He told about how, when he needed a fix and needles were not available, he would buy the needles used to inflate basketballs and file them down to a point on the concrete. He eventually got AIDS sharing his needles.

I listened. He got quiet. There was a long silence while he stared at the ceiling. I was about to break the growing uncomfortable pause when he said, “There’s something else.” I sat and waited. I waited a long time.

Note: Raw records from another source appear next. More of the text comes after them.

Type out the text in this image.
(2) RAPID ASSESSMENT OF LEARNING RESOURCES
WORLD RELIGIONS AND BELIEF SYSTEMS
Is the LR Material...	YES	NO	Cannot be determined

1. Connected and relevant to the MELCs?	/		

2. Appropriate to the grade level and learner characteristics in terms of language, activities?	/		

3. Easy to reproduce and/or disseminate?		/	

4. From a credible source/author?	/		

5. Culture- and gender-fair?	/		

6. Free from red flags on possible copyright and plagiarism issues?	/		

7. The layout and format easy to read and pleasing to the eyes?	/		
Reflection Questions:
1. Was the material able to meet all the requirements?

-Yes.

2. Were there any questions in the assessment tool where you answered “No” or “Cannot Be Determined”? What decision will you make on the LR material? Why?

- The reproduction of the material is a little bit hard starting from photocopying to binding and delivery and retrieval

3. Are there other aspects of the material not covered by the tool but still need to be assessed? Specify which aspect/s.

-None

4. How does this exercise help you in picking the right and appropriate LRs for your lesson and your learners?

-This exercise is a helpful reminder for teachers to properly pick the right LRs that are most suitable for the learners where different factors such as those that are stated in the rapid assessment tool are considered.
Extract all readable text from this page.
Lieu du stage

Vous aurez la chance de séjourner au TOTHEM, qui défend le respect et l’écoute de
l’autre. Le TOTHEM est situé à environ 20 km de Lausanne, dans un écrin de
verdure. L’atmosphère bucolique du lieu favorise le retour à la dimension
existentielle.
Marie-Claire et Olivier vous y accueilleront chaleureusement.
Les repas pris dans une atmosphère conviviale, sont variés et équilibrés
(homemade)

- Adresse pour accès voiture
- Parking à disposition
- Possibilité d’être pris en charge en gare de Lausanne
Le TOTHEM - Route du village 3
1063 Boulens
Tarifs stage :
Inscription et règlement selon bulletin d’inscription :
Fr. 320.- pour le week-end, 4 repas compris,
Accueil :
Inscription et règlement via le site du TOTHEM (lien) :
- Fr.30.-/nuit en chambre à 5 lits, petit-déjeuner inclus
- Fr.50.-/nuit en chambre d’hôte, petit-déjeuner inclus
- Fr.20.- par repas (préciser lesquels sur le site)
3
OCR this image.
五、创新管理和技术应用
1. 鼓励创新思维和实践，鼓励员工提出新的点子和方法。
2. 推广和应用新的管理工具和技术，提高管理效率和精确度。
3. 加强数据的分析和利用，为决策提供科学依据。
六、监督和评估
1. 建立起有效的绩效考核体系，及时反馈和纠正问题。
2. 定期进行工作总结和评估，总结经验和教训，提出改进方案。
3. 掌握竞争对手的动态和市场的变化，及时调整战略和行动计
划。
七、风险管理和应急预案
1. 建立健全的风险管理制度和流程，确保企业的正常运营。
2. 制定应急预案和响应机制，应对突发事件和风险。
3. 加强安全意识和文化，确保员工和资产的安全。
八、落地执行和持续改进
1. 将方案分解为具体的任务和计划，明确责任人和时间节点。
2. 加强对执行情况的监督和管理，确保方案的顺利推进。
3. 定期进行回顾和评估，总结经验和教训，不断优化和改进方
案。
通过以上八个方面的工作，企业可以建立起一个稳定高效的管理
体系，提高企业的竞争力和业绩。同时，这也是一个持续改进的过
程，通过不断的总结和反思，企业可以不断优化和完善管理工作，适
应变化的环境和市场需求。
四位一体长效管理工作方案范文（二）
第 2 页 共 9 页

He finally sighed and began. “I was drunk one night. Real drunk. And I was driving home. I don’t even remember where I was or when it happened. But I hit him. I hit this dude walking across the street.
All of a sudden he was just there in front of me and “WHAM”. And I got scared. Real scared. And I drove off. I remember going to a fifty cent car wash and washing blood and vomit off the front of my car and off the windshield. I got sick and puked. I went home and stayed inside and drunk for a week. They never caught me. It was after that that I started using heroin.” He looked at me.

“I killed a guy. I killed him.” He looked back at the ceiling, breathing hard.

I waited again. Mark finally looked back at me. “Can I go to heaven, Steve?”

“You believe Jesus can forgive you, don’t you Mark?”

“I guess I don’t have much of a choice at this point, do I?” he halfway grinned.

“I guess not.” I half grinned back.

“So, will I go?”

“I don’t see why not.”

He closed his eyes and his whole body went slack, like a stretched rubber band that was released.

“Thanks,” he said.

“Don’t thank me,” I said.

“I wasn’t,” he said.

On the way home I thought of a thief who hung next to a man beaten beyond recognition and yet recognized something in Him that was a hope beyond his wildest dreams. He had nothing to lose by asking, given the situation, he didn’t have many options left, really. He took the chance of his life.

“You the Son of God?” he asks.

“You bet your life I am.”

“Wow! Today’s my lucky day. When you get there, put in a good word for me, OK?”

“You got it.”

“Thanks, man.”

“Don’t mention it.”

Sure the thief staked his life on it, but it was not much of a life at that point. He was pretty well used up, beaten up and dumped on the trash heap of humanity. Human trash hanging on a cross outside the city,
worthless to anyone for anything. Except God. So he offered up his last and only gift, his last ditch hope against hope that this other hopeless case next to him was who He claimed to be and His word was good.
And He was, and His word was.

I’ve always wished I could hear Mark after he died. I imagine him grabbing the first person he saw in heaven.

“Hey, you wouldn’t believe what just happened to me of all people…..”

“Yeah, I would. You see, I was a thief and one day…..”

2 comments:

Anonymous said...

s-p, every time I read one of your posts, I cry. May God bless you.

Lito G. Espinosa said...

Thanks for blessing us by sharing this beautiful story.

What a loving and merciful Father we have indeed!